In simple terms, pension consolidation means combining all, or most, of your funds from different pension pots or schemes, into one. This can be accumulated from previous employment or from personal pensions.
This can be a sensible decision to make, but you should take into consideration various factors before combining pensions, such as:
- The type of pensions you have
- How much they are worth
- If they are being managed well
- Whether they currently have any special guarantees attached
It’s important to consider both the pros and cons of consolidating your pension, so that you’re making the most of your savings, and aren’t liable for high costs of transferring from one to another.
It can also be a lengthy process, and you’ll be out of the market for this amount of time, which is another factor to consider.
When is it sensible to consolidate your pensions?
The benefits of transferring your pensions into one will be specific to your individual situation, but there are some common occasions when it can be the right move.
For example, with the help of a pension expert, you may decide to combine pensions when you have multiple pension pots, and wish to have more control over your money, or a more efficient way to keep track of your pension savings.
On the other hand, you may want to have less hassle, and more involvement from the pension provider to manage your money. It can be more convenient to have your pensions all-in-one place.
A pension transfer can also be beneficial if you’re unhappy with your current provider, the choice of investments made, or if you believe the fees you pay are too high. These can therefore change when combining your pensions, and moving to another provider, and could potentially save you money, or achieve better growth for your funds.
The disadvantages
As previously mentioned, there are many benefits to consolidating your pension pots, but there are also some disadvantages. You may incur high exit fees to transfer your current pension to a new provider, which may not make the process worthwhile.

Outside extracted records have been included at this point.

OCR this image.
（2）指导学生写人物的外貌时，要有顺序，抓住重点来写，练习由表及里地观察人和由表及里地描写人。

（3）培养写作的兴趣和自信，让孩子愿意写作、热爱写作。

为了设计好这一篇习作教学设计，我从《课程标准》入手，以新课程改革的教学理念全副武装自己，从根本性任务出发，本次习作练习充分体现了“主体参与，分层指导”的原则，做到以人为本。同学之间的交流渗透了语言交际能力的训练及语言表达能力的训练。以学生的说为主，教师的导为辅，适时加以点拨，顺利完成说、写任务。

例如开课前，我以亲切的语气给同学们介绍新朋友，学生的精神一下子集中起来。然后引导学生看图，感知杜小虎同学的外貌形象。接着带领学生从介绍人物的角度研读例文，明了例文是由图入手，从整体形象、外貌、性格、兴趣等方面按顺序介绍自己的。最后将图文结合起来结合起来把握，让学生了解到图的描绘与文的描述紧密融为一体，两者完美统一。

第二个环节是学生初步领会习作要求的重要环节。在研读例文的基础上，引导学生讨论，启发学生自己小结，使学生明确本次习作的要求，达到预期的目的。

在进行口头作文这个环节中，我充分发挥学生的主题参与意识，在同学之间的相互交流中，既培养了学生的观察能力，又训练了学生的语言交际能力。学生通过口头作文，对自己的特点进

It is also worth checking if the pension scheme you have at the moment has additional features, such as early access, guaranteed annuity rates, or the ability to withdraw more than 25% tax-free cash. These benefits are likely to be lost if you were to move your pension to a different scheme.
Should I combine my pension pots?
Planning for the future, today, is always the best approach to your retirement. Investing in the right pension fund now, can have a significant impact on your future income.
However, moving pensions can sometimes be a complicated process, and you should ensure it is the best option for your personal financial solution. Therefore, it’s a sensible idea to seek expert advice when planning for your retirement, such as consulting with an adviser from Close Brothers Asset Management, for example.
Remember, when considering pension funds or investment strategies, the value of investments can go down as well as up, and you may get back less than you invested. This article is not intended to be an offer or solicitation to buy or sell securities, nor does it constitute a personal recommendation. Any tax benefits will depend on your personal tax position and rules are subject to change.
With the help of a financial adviser or pension expert, you can formulate a bespoke plan for your pensions, tailored to your current and predicted financial situation.